During the earl's lifetime, Frances enjoyed great prestige in the English court.The court physician Théodore de Mayerne treated her for melancholy in November 1614. In 1617 the Exeters intervened to protect the interests of his grandson William Cecil, 16th Baron de Ros in his marital dispute with Anne Lake Cecil, Lady Ros. Sir Thomas Lake and his wife accused Frances of adultery with Lord Ros - an accusation which led the Exeters to successfully bring a case in Star Chamber against her accusers.

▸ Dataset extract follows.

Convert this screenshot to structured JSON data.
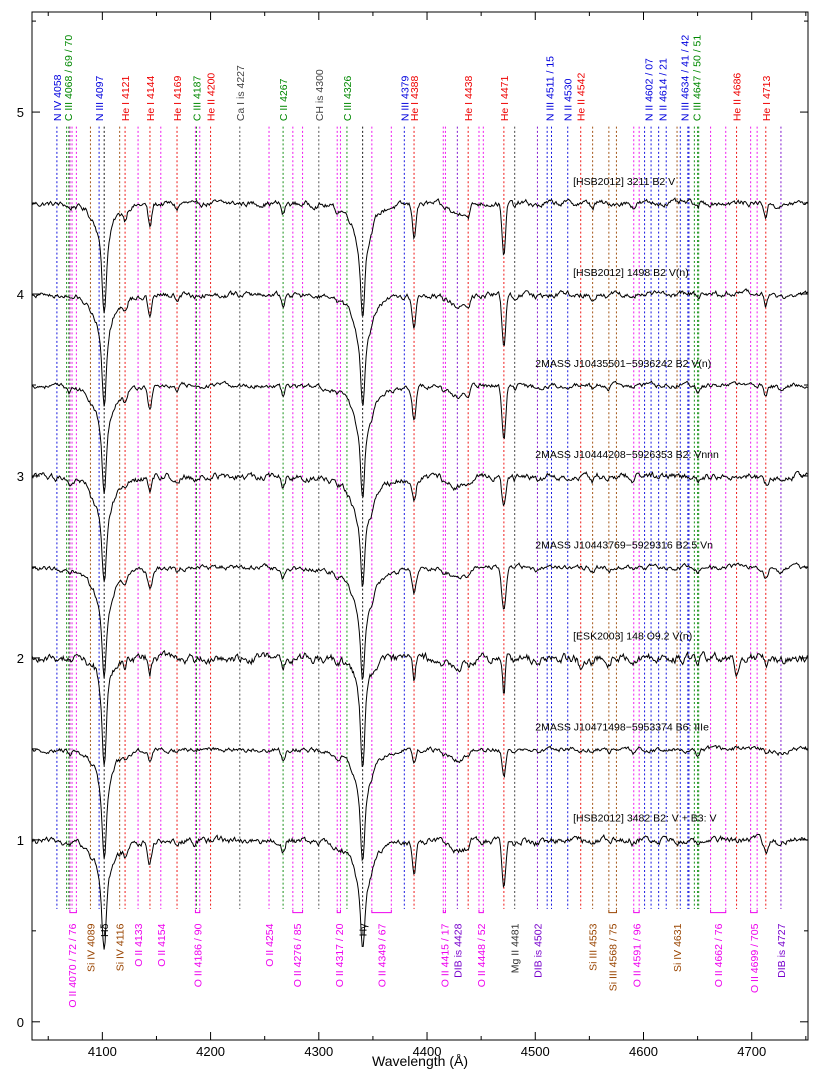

After a serious illness contracted in late 1622, Thomas died in February 1623. Widowed again, Frances devoted herself to getting her daughter, Margaret, a husband, settling on MP Thomas Carey. In the 1630s, the countess had her portrait painted by Anthony van Dyck. This portrait was lost in the 19th century, surviving in engraved and drawn copies. Frances lived another 30 years, as her daughter was widowed and remarried to Edward Herbert. Cecil died in 1663, between 20 January and 17 July, when her will was signed and probated, respectively. Thomas Cecil reserved a space for her in his monument at Westminster Abbey, but Frances chose instead to have her grave in the floor of Winchester Cathedral.